The Complete Peanuts 1977-1978 (Vol. 14) [NORTH AMERICA ONLY]

List: Graphic Novel Reporter's "Fall Graphic Novels List: Essential Reading for the Season" includes The Complete Peanuts 1977-1978 by Charles M. Schulz, A Drunken Dream and Other Stories by Moto Hagio, Unlovable: The Complete Collecton by Esther Pearl Watson, Fire & Water: Bill Everett, the Sub-Mariner and the Birth of Marvel Comics by Blake Bell, From Shadow to Light: The Life & Art of Mort Meskin by Steven Brower, You'll Never Know, Book Two: Collateral Damage by C. Tyler, Love and Rockets: New Stories 3 by the Hernandez Bros., Prison Pit: Book 2 by Johnny Ryan, The Sanctuary by Nate Neal, Zippy: Ding Dong Daddy from Dingburg by Bill Griffith, The Extraordinary Adventures of Adèle Blanc-Sec Vol. 1 by Jacques Tardi, Bent by Dave Cooper, Mome Vol. 20, Forlorn Funnies Vol. 1 by Paul Hornschemeier,  and Unexplored Worlds: The Steve Ditko Archives, Vol. 2

The Search for Smilin' Ed!

Profile: Robot 6 presents a "Comics College" introductory guide to the work of Kim Deitch, written by Deitch Universe expert Bill Kartalopoulos: "Kim Deitch is an enormously vital and prolific cartoonist who was also one of the charter members of the underground comix scene that changed comics in the 1960s and 70s. […] More than forty years later, Deitch stands as one of the few underground cartoonists who has steadily and consistently produced a large body of important work, spanning every available format from the alternative weekly comic strip to the graphic novel."

Humbug

Interview: Al Jaffee touches briefly on his Humbug days in this extensive Q&A with Mother Jones's Michael Mechanic: "I loved Harvey [Kurtzman] and I miss him to this day.
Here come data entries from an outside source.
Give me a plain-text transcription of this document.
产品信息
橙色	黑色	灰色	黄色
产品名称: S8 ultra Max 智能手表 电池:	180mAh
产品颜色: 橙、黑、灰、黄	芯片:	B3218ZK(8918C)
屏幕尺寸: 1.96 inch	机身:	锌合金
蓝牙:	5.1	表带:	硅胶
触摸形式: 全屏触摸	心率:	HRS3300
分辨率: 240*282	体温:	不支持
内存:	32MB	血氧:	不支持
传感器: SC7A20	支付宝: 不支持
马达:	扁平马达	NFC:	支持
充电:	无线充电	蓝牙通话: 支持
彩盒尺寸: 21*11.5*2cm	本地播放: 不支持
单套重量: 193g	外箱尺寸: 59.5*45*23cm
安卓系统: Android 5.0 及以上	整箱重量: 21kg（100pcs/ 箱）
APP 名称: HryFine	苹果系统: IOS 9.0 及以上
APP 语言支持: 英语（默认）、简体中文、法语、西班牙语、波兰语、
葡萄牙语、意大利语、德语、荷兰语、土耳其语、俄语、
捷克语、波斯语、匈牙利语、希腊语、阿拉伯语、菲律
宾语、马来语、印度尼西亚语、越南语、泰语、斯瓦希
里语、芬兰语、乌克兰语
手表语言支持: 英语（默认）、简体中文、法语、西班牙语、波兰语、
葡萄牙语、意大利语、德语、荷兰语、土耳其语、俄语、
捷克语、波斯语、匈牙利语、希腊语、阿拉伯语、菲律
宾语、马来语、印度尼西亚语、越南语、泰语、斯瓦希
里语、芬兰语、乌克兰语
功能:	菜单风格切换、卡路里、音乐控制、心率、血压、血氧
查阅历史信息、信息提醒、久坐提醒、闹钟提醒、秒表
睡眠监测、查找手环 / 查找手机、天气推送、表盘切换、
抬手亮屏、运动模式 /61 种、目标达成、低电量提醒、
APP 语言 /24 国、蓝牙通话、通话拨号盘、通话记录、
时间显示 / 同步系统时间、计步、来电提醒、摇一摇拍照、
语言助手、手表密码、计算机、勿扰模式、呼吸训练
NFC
He was a very, very inspiring guy. He was inventive and inspiring and he also was just a scrupulous editor. He could catch things that most people would just say, 'Let it go through, it really doesn't matter; who's going to know?' But once Harvey pointed it out, I would change it even if it took me the whole day. Harvey knew how to make things work because he wasn't greedy, he wasn't successful." (Via ¡Journalista!)